In semiconductor device fabrication involving plasma processing to form nanometer-scale feature sizes across a large workpiece, a fundamental problem has been plasma uniformity. For example, the workpiece may be a 300 mm semiconductor wafer or a rectangular quartz mask (e.g., 152.4 mm by 152.4 mm), so that maintaining a uniform etch rate relative to nanometer-sized features across the entire area of a 300 mm diameter wafer (for example) is extremely difficult. The difficulty arises at least in part from the complexity of the process. A plasma-enhanced etch process typically involves simultaneous competing processes of deposition and etching. These processes are affected by the process gas composition, the chamber pressure, the plasma source power level (which primarily determines plasma ion density and dissociation), the plasma bias power level (which primarily determines ion bombardment energy at the workpiece surface), wafer temperature and the process gas flow pattern across the surface of the workpiece.

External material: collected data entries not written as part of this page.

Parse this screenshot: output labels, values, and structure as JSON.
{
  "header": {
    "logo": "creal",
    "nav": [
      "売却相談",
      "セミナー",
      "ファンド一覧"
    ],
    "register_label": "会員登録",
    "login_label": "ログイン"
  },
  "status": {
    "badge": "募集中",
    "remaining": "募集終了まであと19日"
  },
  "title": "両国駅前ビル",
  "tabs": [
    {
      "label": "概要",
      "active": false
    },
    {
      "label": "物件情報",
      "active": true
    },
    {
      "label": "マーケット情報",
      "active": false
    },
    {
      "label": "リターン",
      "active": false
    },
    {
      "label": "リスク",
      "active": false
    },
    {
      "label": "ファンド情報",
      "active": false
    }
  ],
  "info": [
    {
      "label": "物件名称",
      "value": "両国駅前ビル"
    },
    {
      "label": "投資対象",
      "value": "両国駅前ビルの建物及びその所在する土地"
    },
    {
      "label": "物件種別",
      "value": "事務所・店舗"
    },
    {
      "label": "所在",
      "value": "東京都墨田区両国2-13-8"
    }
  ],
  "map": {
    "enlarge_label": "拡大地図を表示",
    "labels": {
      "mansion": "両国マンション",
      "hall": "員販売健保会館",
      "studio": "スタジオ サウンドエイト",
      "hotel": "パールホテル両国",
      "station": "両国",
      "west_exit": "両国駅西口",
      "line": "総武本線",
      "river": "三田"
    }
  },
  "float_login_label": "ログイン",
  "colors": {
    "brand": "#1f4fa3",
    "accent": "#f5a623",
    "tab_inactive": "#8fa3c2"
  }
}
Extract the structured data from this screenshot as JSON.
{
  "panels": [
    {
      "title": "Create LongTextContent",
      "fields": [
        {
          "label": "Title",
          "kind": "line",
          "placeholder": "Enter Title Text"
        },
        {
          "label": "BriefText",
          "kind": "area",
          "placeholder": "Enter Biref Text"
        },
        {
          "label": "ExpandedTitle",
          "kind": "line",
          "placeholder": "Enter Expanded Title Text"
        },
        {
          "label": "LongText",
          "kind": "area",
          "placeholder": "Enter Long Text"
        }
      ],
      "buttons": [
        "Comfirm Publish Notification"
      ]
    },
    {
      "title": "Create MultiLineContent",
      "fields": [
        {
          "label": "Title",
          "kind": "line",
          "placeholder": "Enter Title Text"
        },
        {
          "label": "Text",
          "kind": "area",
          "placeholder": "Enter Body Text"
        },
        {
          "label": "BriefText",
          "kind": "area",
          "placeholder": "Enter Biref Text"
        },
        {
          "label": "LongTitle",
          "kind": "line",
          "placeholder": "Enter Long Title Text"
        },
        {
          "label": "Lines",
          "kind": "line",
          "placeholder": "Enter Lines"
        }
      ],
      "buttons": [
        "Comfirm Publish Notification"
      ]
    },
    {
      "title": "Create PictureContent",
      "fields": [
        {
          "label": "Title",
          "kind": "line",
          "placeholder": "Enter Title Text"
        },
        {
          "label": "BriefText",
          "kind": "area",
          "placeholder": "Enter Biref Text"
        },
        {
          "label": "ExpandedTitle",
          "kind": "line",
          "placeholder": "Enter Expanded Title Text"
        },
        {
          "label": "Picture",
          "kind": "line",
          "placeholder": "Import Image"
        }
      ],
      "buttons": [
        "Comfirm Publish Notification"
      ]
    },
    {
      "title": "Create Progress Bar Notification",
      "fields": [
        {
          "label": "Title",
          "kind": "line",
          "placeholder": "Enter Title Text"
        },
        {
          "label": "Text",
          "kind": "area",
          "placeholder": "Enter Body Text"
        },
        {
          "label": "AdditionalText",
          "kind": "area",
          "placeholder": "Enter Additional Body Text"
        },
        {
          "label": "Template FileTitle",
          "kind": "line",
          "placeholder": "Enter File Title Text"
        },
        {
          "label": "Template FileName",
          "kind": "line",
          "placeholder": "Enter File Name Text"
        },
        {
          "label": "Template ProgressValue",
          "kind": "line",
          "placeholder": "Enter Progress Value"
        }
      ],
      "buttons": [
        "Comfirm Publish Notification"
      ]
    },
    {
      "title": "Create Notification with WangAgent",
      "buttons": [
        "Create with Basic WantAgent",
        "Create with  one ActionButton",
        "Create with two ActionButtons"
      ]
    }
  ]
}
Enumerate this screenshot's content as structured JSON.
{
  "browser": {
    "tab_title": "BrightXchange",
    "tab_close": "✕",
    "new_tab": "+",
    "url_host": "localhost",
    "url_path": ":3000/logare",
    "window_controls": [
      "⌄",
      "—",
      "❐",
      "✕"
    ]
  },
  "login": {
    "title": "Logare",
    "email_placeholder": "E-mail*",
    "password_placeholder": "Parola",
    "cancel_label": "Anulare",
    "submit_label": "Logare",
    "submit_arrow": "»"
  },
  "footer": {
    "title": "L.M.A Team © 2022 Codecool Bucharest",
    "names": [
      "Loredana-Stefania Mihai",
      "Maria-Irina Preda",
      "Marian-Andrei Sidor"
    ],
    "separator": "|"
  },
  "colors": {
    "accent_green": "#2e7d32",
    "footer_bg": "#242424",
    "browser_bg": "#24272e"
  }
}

The distribution of plasma ion density, which affects process uniformity and etch rate distribution, is itself affected by RF characteristics of the reactor chamber, such as the distribution of conductive elements, the distribution of reactances (particularly capacitances to ground) throughout the chamber, and the uniformity of gas flow to the vacuum pump. The latter poses a particular challenge because typically the vacuum pump is located at one particular location at the bottom of the pumping annulus, this location not being symmetrical relative to the either the workpiece or the chamber. All these elements involve asymmetries relative to the workpiece and the cylindrically symmetrical chamber, so that such key parameters as plasma ion distribution and/or etch rate distribution tend to be highly asymmetrical.
The problem with such asymmetries is that conventional control features for adjusting the distribution of plasma etch rate (or deposition rate) across the surface of the workpiece are capable of making adjustments or corrections that are symmetrical relative to the cylindrical chamber or the workpiece or the workpiece support. (Examples of such conventional features include independently driven radially inner and outer source-power driven coils, independently supplied radially inner and outer gas injection orifice arrays in the ceiling, and the like.) Such features are, typically, incapable of completely correcting for non-uniform distribution of plasma ion density or correcting for a non-uniform distribution of etch rate across the workpiece (for example). The reason is that in practical application, such non-uniformities are asymmetrical (non-symmetrical) relative to the workpiece or to the reactor chamber.
There is, therefore, a need to enable conventional control features for adjusting distribution of plasma process parameters (e.g., distribution across the workpiece of either etch rate, or etch microloading, or plasma ion density, or the like) to correct the type of asymmetrical or non-symmetrical non-uniformities that are encountered in actual plasma process environments.